Si toda ley está abierta a la negociación con la Presidencia, más aún lo está el presupuesto nacional, el cual, y por algo la Constitución Nacional así lo establece, debe ser elaborado por el Poder Ejecutivo y ser aprobado por el Congreso. Es interesante aplicar la «prueba ácida» de la política que es preguntarse «quién se beneficia», en este caso, con la no sanción del presupuesto.
Como todo el mundo sabía, el principal beneficiado con la no sanción del presupuesto para el año 2011 iba a ser el gobierno nacional. Si no hay presupuesto para este año quedan vigentes las partidas, instrumentos y estimaciones estipuladas del presente año. Y todos los especialistas consideran mucho más favorable para el Gobierno el presupuesto del 2010, por la subestimación de ingresos e inflación (lo que le permitiría disponer libremente, en 2011, de más de 50.000 millones de pesos en un año electoral) y por la existencia de superpoderes más amplios que los que figuran en el proyecto que se está discutiendo.

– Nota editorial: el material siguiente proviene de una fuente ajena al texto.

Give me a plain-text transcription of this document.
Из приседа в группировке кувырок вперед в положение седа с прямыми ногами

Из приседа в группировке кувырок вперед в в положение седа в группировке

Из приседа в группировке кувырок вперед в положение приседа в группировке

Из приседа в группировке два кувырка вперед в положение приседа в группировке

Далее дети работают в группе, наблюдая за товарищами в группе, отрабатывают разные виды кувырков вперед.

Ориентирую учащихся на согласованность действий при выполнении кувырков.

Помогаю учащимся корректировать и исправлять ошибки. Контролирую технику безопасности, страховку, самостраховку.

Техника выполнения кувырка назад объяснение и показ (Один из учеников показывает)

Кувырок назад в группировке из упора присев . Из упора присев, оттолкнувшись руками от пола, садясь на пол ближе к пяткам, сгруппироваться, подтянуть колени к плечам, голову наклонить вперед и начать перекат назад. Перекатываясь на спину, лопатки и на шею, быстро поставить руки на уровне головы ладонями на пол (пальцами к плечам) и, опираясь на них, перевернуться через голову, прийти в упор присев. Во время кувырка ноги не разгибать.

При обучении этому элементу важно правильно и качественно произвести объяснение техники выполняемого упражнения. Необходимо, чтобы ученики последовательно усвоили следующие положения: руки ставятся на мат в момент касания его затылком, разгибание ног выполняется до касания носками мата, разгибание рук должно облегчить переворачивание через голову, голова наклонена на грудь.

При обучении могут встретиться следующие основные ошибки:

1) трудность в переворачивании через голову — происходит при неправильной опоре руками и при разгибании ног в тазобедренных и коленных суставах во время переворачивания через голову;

Por otra parte, como lo repitió ad nauseam el jefe de la bancada kirchnerista, Agustín Rossi, ninguno de los congresos que precedieron a éste, negó al Poder Ejecutivo la aprobación de la herramienta presupuestaria. Y, ciertamente, bajo este contexto en el que, más que nunca, Cristina Fernández puede reclamar que no le pongan «palos en la rueda», el costo de decir que no a la Presidenta pasaría también al debe de la oposición.
Con su denuncia, Elisa Carrió buscó alterar esa ecuación, pero no para rescatar a la oposición de la encrucijada en la que la ponía el kirchnerismo (de «aprobame lo que te mando, si no lo otro será mucho peor»), sino juntando a Gobierno y Oposición Responsable bajo el rótulo de una «concordancia» que no existe en los hechos, para intentar quedar ella como la Gran Opositora.

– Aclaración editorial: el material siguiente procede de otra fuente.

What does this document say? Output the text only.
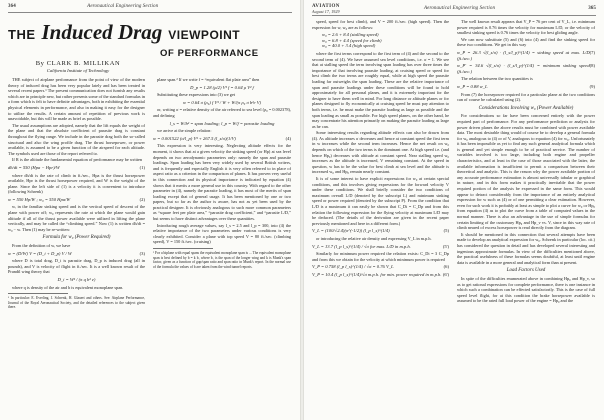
364	Aeronautical Engineering Section
THE Induced Drag VIEWPOINT
OF PERFORMANCE
By CLARK B. MILLIKAN
California Institute of Technology

THE subject of airplane performance from the point of view of the modern theory of induced drag has been very popular lately and has been treated in several recent papers.¹ The present communication does not furnish any results which are in principle new, but rather presents some of the standard formulas in a form which is felt to have definite advantages, both in exhibiting the essential physical elements in performance, and also in making it easy for the designer to utilize the results. A certain amount of repetition of previous work is unavoidable, but this will be made as brief as possible.

The usual assumptions are adopted, namely that the lift equals the weight of the plane and that the absolute coefficient of parasite drag is constant throughout the flying range. We include in the parasite drag both the so-called structural and also the wing profile drag. The thrust horsepower, or power available, is assumed to be a given function of the airspeed for each altitude. The symbols used are those of the report referred to.

If R is the altitude the fundamental equation of performance may be written

dh/dt = 550 (Hpa − Hpr)/W	(1)

where dh/dt is the rate of climb in ft./sec., Hpa is the thrust horsepower available, Hpr is the thrust horsepower required, and W is the weight of the plane. Since the left side of (1) is a velocity it is convenient to introduce (following Schrenk)

w = 550 Hp/W ; w₀ = 550 Hpa/W	(2)

w, in the familiar sinking speed and is the vertical speed of descent of the plane with power off; w₀ represents the rate at which the plane would gain altitude if all of the thrust power available were utilized in lifting the plane vertically, and may be called the “climbing speed.” Now (1) is written dh/dt = w₀ − w. Then (1) may be re-written:

Formula for w₀ (Power Required)

From the definition of w, we have

w = (D/W) V = (D_i + D_p) V / W	(3)

where D is total drag, D_i is parasite drag, D_p is induced drag (all in pounds), and V is velocity of flight in ft./sec. It is a well known result of the Prandtl wing theory that

D_i = W² / (π q b² e)

where q is density of the air and b is equivalent monoplane span.

¹ In particular: E. Everling, J. Schrenk, H. Glauert and others. See: Airplane Performance, Journal of the Royal Aeronautical Society, and the detailed references to the subject given there.

plane span.² If we write f = “equivalent flat plate area” then

D_p = 1.28 (ρ/2) V² f = 0.64 ρ V² f

Substituting these expressions into (3) we get

w = 0.64 σ (ρ₀) f V³ / W + W/(π ρ₀ σ b²e V)

or, writing σ = relative density of the air referred to sea level (ρ₀ = 0.002378), and defining

l_s = W/b² = span loading; l_p = W/f = parasite loading

we arrive at the simple relation:

w = 0.001522 (σ/l_p) V³ + 267.5 (l_s/σ)(1/V)	(4)

This expression is very interesting. Neglecting altitude effects for the moment, it shows that at a given velocity the sinking speed (or Hp) at sea level depends on two aerodynamic parameters only: namely the span and parasite loadings. Span loading has been very widely used by several British writers, and is frequently and especially English it is very often referred to in place of aspect ratio as a criterion in the comparison of planes. It has proven very useful in this connection and its physical importance is indicated by equation (4) shows that it merits a more general use in this country. With regard to the other parameter in (4), namely the parasite loading, it has most of the merits of span loading except that of general usage. It has been mentioned by one or two papers, but so far as the author is aware, has not as yet been used by the practical designer. It is obviously analogous to such more common parameters as “square feet per plate area,” “parasite drag coefficient,” and “parasite L/D,” but seems to have distinct advantages over these quantities.

Introducing rough average values, say l_s = 2.5 and l_p = 300, into (4) the relative importance of the two parameters under various conditions is very clearly exhibited. Consider a plane with top speed V = 80 ft./sec. (climbing speed), V = 150 ft./sec. (cruising)

² For a biplane with equal spans the equivalent monoplane span is ... The equivalent monoplane span is best defined by b = k b₁ where b₁ is the span of the longer wing and k is Munk's span factor, given as a function of gap/span ratio and span ratio in Munk's report. In the normal use of the formula the values of b are taken from the wind tunnel reports.
AVIATION
August 17, 1929
Aeronautical Engineering Section	365

speed, speed for best climb), and V = 200 ft./sec. (high speed). Then the expression for w, w₀ are as follows:

w₀ = 2.6 + 8.4 (stalling speed)
w₀ = 6.8 + 4.4 (speed for climb)
w₀ = 40.0 + 3.4 (high speed)

where the first terms correspond to the first term of (4) and the second to the second term of (4). We have assumed sea level conditions, i.e. σ = 1. We see that at stalling speed the term involving span loading has over three times the importance of that involving parasite loading, at cruising speed or speed for best climb the two terms are roughly equal, while at high speed the parasite loading far outweighs the span loading. These are the relative importance of span and parasite loadings under these conditions will be found to hold approximately for all personal planes, and it is extremely important for the designer to have them well in mind. For long distance or altitude planes or for planes designed to fly economically at cruising speed he must pay attention to both terms, i.e. he must make the parasite loading as large as possible and the span loading as small as possible. For high speed planes, on the other hand, he may concentrate his attention primarily on making the parasite loading as large as he can.

Some interesting results regarding altitude effects can also be drawn from (4). As altitude increases σ decreases and hence at constant speed the first term in w increases while the second term increases. Hence the net result on w₀ depends on which of the two terms is the dominant one. At high speed i.e. (and hence Hp₀) decreases with altitude at constant speed. Near stalling speed w₀ increases as the altitude is increased, V remaining constant. At the speed in question, w has to be the value for best climb at sea level and the altitude is increased w₀ and Hp₀ remain nearly constant.

It is of some interest to have explicit expressions for w₀ at certain special conditions, and this involves giving expressions for the forward velocity V under these conditions. We shall briefly consider the two conditions of maximum overall L/D (denoted by the subscript L) and minimum sinking speed or power required (denoted by the subscript P). From the condition that L/D is a maximum it can easily be shown that C_Di = C_Dp and from this relation the following expression for the flying velocity at maximum L/D may be deduced. (The details of the derivation are given in the recent paper previously mentioned and here in a different form.)

V_L = (100/√2.4)(σ^(-1/2)) (l_p l_s)^(1/4)	(5)

or introducing the relative air density and expressing V_L in m.p.h.

V_L = 13.7 (l_p l_s)^(1/4) / √σ for max. L/D in m.p.h.	(5')

Similarly for minimum power required the relation exists: C_Di = 3 C_Dp and from this we obtain for the velocity at which minimum power is required

V_P = 0.758 (l_p l_s)^(1/4) / √σ = 0.76 V_L	(6)
V_P = 10.4 (l_p l_s)^(1/4)/√σ m.p.h. for min. power required in m.p.h. (6')

The well known result appears that V_P = 76 per cent of V_L, i.e. minimum power required is 0.76 times the velocity for maximum L/D, or the velocity of smallest sinking speed is 0.76 times the velocity for best gliding angle.

We can now substitute (5) and (6) into (4) and find the sinking speed for these two conditions. We get in this way

w_P = 26.3 √(l_s/σ) · (l_s/l_p)^(1/4) = sinking speed at max. L/D (ft./sec.)
(7)
w_P' = 34.6 √(l_s/σ) · (l_s/l_p)^(1/4) = minimum sinking speed (ft./sec.)
(8)

The relation between the two quantities is

w_P = 0.88 w_L	(9)

From (7) the horsepower required for a particular plane at the two conditions can of course be calculated using (2).

Considerations Involving w₀ (Power Available)

For considerations so far have been concerned entirely with the power required part of performance. For any performance prediction or analysis for power driven planes the above results must be combined with power available data. The most desirable thing would of course be to develop a general formula for w₀ analogous to (4) or of V, analogous to equation (4) for w₀. Unfortunately it has been impossible as yet to find any such general analytical formula which is general and yet simple enough to be of practical service. The number of variables involved is too large, including both engine and propeller characteristics, and at least in the case of those associated with the latter, the available information is insufficient to permit a comparison between their theoretical and analytic. This is the reason why the power available portion of any accurate performance estimation is almost universally tabular or graphical in nature, and in this form makes it practically inevitable that the power required portion of the analysis be expressed in the same form. This would appear to detract considerably from the importance of an entirely analytical expression for w such as (4) or of one permitting a clear estimation. However, even for such work it is probably at least as simple to plot a curve for w₀ or Hp₀ from equation (4) as to plot the curve from a table of computed values in the normal manner. There is also an advantage in the use of simple formulas for certain limiting of the customary Hp₀ and Hp_v vs. V, since in this way rate of climb neared of excess horsepower is read directly from the diagram.

It should be mentioned in this connection that several attempts have been made to develop an analytical expression for w₀. Schrenk in particular (loc. cit.) has considered the question in detail and has developed several interesting and ingenious approximate formulas. In view of the difficulties mentioned above, the practical usefulness of these formulas seems doubtful, at least until engine data is available in a more general and analytical form than at present.

Load Factors Used

In spite of the difficulties enumerated above in combining Hp₀ and Hp_v, so as to get rational expressions for complete performance, there is one instance in which such a combination can be effected satisfactorily. This is the case of full speed level flight, for at this condition the brake horsepower available is assumed to be the rated full load power of the engine = Hp₀ and the
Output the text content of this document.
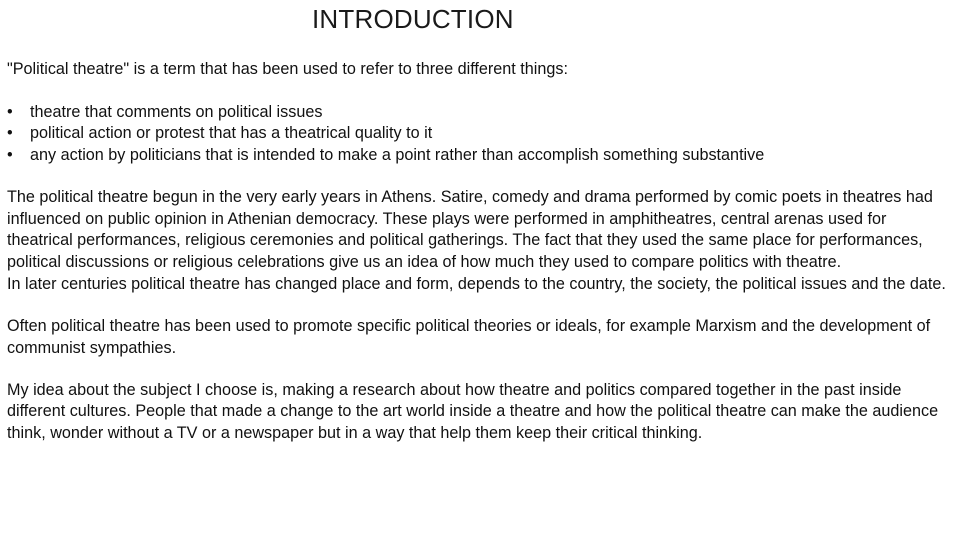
INTRODUCTION

"Political theatre" is a term that has been used to refer to three different things:

•	theatre that comments on political issues
•	political action or protest that has a theatrical quality to it
•	any action by politicians that is intended to make a point rather than accomplish something substantive

The political theatre begun in the very early years in Athens. Satire, comedy and drama performed by comic poets in theatres had influenced on public opinion in Athenian democracy. These plays were performed in amphitheatres, central arenas used for theatrical performances, religious ceremonies and political gatherings. The fact that they used the same place for performances, political discussions or religious celebrations give us an idea of how much they used to compare politics with theatre.

In later centuries political theatre has changed place and form, depends to the country, the society, the political issues and the date.

Often political theatre has been used to promote specific political theories or ideals, for example Marxism and the development of communist sympathies.

My idea about the subject I choose is, making a research about how theatre and politics compared together in the past inside different cultures. People that made a change to the art world inside a theatre and how the political theatre can make the audience think, wonder without a TV or a newspaper but in a way that help them keep their critical thinking.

Por eso, se vio a Ricardo Alfonsín muy enojado, como nunca hasta ahora, en lo que seguramente entendió como una traición de aquella dirigente a la que defendió tantas veces en el pasado frente a sus correligionarios. Y es que, en realidad, la acción de Carrió busca afectar especialmente al radicalismo, y amenaza con generar una dispersión mucho mayor en el escenario político.
Por eso, las corporaciones mediáticas opositoras dieron una cobertura extensísima y muy intensa al discurso de Carrió, y también a las declaraciones de las diputadas, dos (2), que habían recibido llamados desde el Gobierno. Los medios opositores son los primeros interesados en una reacción destemplada de Cristina que la embarque en una guerra de la que, se esperanzan, no termine como con la ley de medios o el matrimonio igualitario, sino que replique los resultados del añorado conflicto con el C.A.M.P.O.
Hoy estamos viendo una foto y nada más que una foto. Pero si la película que viene es una seguidilla de tomas como las que se están observando a partir de la muerte de Kirchner, las próximas elecciones serán, seguramente, una reedición de las de 2007. O sea, de nuevo Blancanieves y los siete enanitos.